Письмо пятьдесят пятое: БАЗАР

Письмо пятьдесят пятое:

БАЗАР

I. Дорогие читатели (ты, внук, извини, что это свое письмо я начинаю с обращения не к тебе) и читательницы, которые упрекнут меня в безнравственности за предыдущее, а может ещё за некоторые иные письма, — так вот должен вам сказать, что эти свои письма внуку я посылаю в более или менее отдалённое будущее, и он прочтёт их, став уже взрослым, или же уже становясь таковым; сейчас же время такое, что эту книгу мою не издать, но не из-за цензурных преград, каковые, слава богу, в предыдущие годы поубавились, а из-за отсутствия денег, ибо сочинения, подобные этому, издают разве что за собственный счет, а у меня, дабы знал читатель, в кармане абсолютная, но не по моей вине, пустота, о всенародных причинах коей надеюсь подробней рассказать в нужном месте.

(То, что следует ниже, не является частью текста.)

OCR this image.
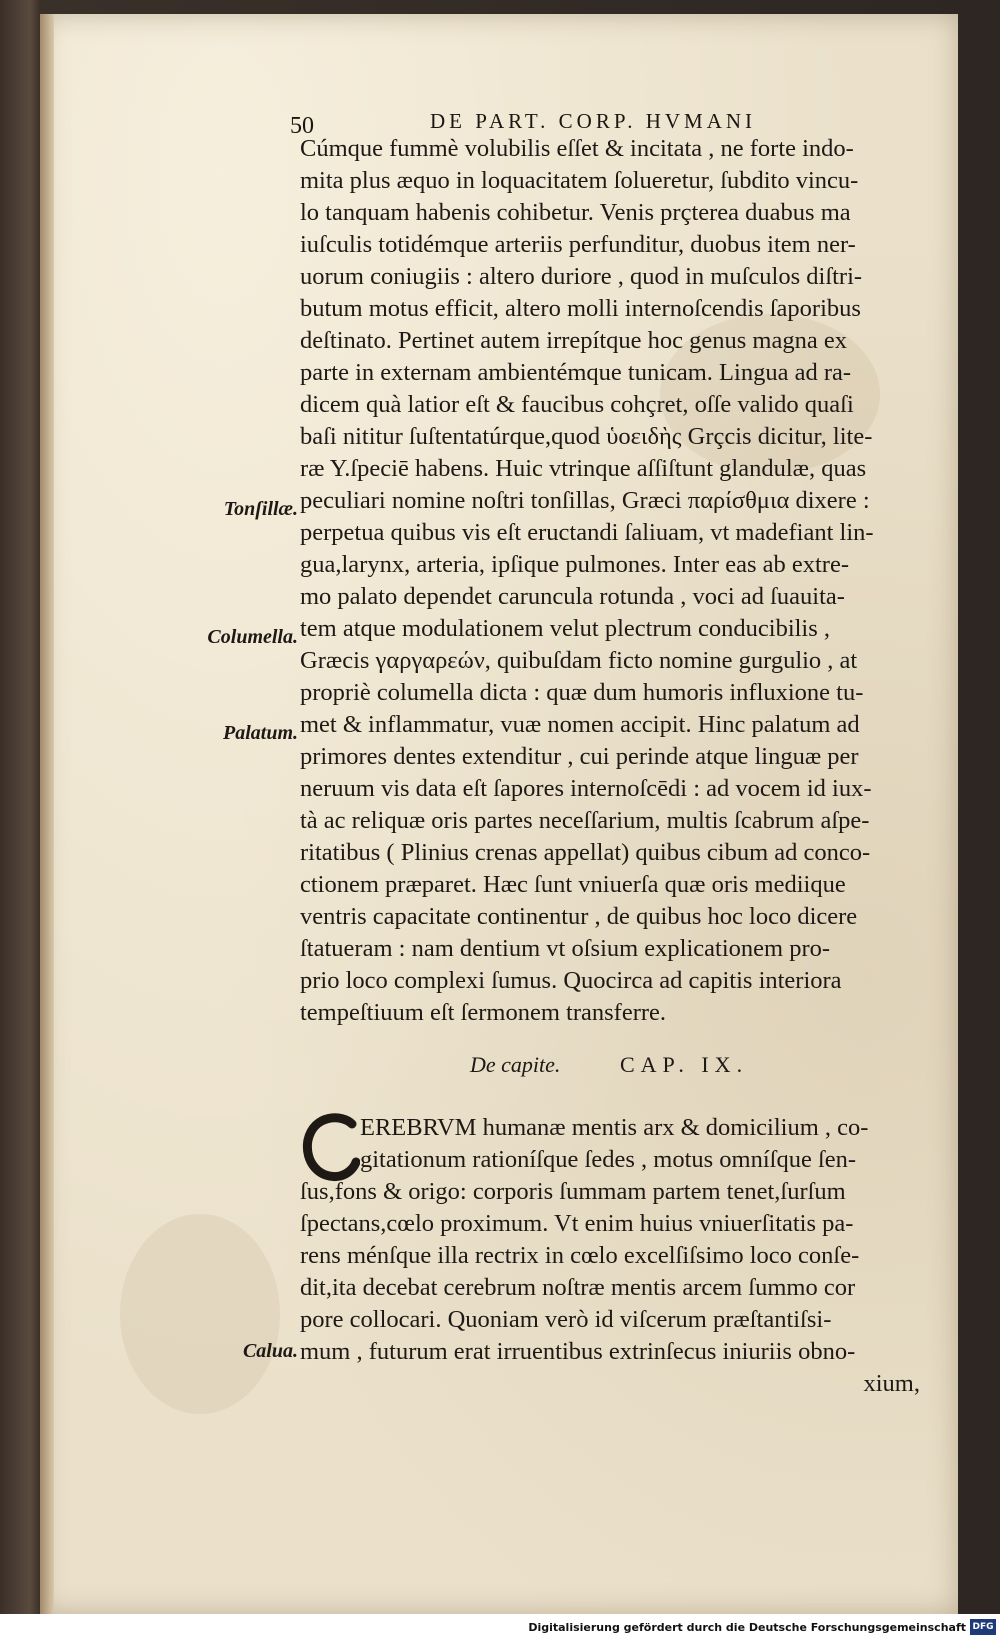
50	DE PART. CORP. HVMANI
Cúmque fummè volubilis eſſet & incitata , ne forte indo-
mita plus æquo in loquacitatem ſolueretur, ſubdito vincu-
lo tanquam habenis cohibetur. Venis prçterea duabus ma
iuſculis totidémque arteriis perfunditur, duobus item ner-
uorum coniugiis : altero duriore , quod in muſculos diſtri-
butum motus efficit, altero molli internoſcendis ſaporibus
deſtinato. Pertinet autem irrepítque hoc genus magna ex
parte in externam ambientémque tunicam. Lingua ad ra-
dicem quà latior eſt & faucibus cohçret, oſſe valido quaſi
baſi nititur ſuſtentatúrque,quod ὑοειδὴς Grçcis dicitur, lite-
ræ Y.ſpeciē habens. Huic vtrinque aſſiſtunt glandulæ, quas
peculiari nomine noſtri tonſillas, Græci παρίσθμια dixere :
perpetua quibus vis eſt eructandi ſaliuam, vt madefiant lin-
gua,larynx, arteria, ipſique pulmones. Inter eas ab extre-
mo palato dependet caruncula rotunda , voci ad ſuauita-
tem atque modulationem velut plectrum conducibilis ,
Græcis γαργαρεών, quibuſdam ficto nomine gurgulio , at
propriè columella dicta : quæ dum humoris influxione tu-
met & inflammatur, vuæ nomen accipit. Hinc palatum ad
primores dentes extenditur , cui perinde atque linguæ per
neruum vis data eſt ſapores internoſcēdi : ad vocem id iux-
tà ac reliquæ oris partes neceſſarium, multis ſcabrum aſpe-
ritatibus ( Plinius crenas appellat) quibus cibum ad conco-
ctionem præparet. Hæc ſunt vniuerſa quæ oris mediique
ventris capacitate continentur , de quibus hoc loco dicere
ſtatueram : nam dentium vt oſsium explicationem pro-
prio loco complexi ſumus. Quocirca ad capitis interiora
tempeſtiuum eſt ſermonem transferre.
Tonſillæ.
Columella.
Palatum.
De capite.	CAP. IX.
EREBRVM humanæ mentis arx & domicilium , co-
gitationum rationíſque ſedes , motus omníſque ſen-
ſus,fons & origo: corporis ſummam partem tenet,ſurſum
ſpectans,cœlo proximum. Vt enim huius vniuerſitatis pa-
rens ménſque illa rectrix in cœlo excelſiſsimo loco conſe-
dit,ita decebat cerebrum noſtræ mentis arcem ſummo cor
pore collocari. Quoniam verò id viſcerum præſtantiſsi-
mum , futurum erat irruentibus extrinſecus iniuriis obno-
xium,
Calua.
Digitalisierung gefördert durch die Deutsche Forschungsgemeinschaft DFG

Духовные же и прочие нематериальные ценности нынче не стоят и гроша ломаного; а тешу себя я тем, что это абсурднейшее время пройдёт, и книгоиздательство снова станет почётным и нужным делом, каковым оно было в течение всей моей предыдущей жизни, когда полки магазинов буквально ломились от книг; было там, правда, немало и партийной макулатуры, но ещё больше — хороших, а то и преотличных книг, причём недорогих и общедоступных. Но тут грянула знаменитая горбачёвская перестройка, последняя, шестая моя книга «Тайны мира насекомых» большим чудом «проскочила» в свет в Новосибирском книжном издательстве в 1990 году, даже с цветными иллюстрациями, и продавалась по цене всего 1 рубль — но на том сказанные чудесные книжные времена закончились; впрочем, это так, к слову. Вот эту книгу, что у вас в руках я, как и другие свои книги, читал вслух своим воспитанникам по «Школе Гребенникова», о коей речь далеко впереди, и это были дети от пяти до двенадцати лет, и ещё родители таковых; и все они слушали эти письма с интересом и вниманием; разумеется, самые «пикантные» из писем, вроде предыдущего, я им не показывал, но таких писем совсем немного, ибо жизнь моя была наполнена куда более сильными событиями и переживаниями, к каковым однако следует постепенно вернуться.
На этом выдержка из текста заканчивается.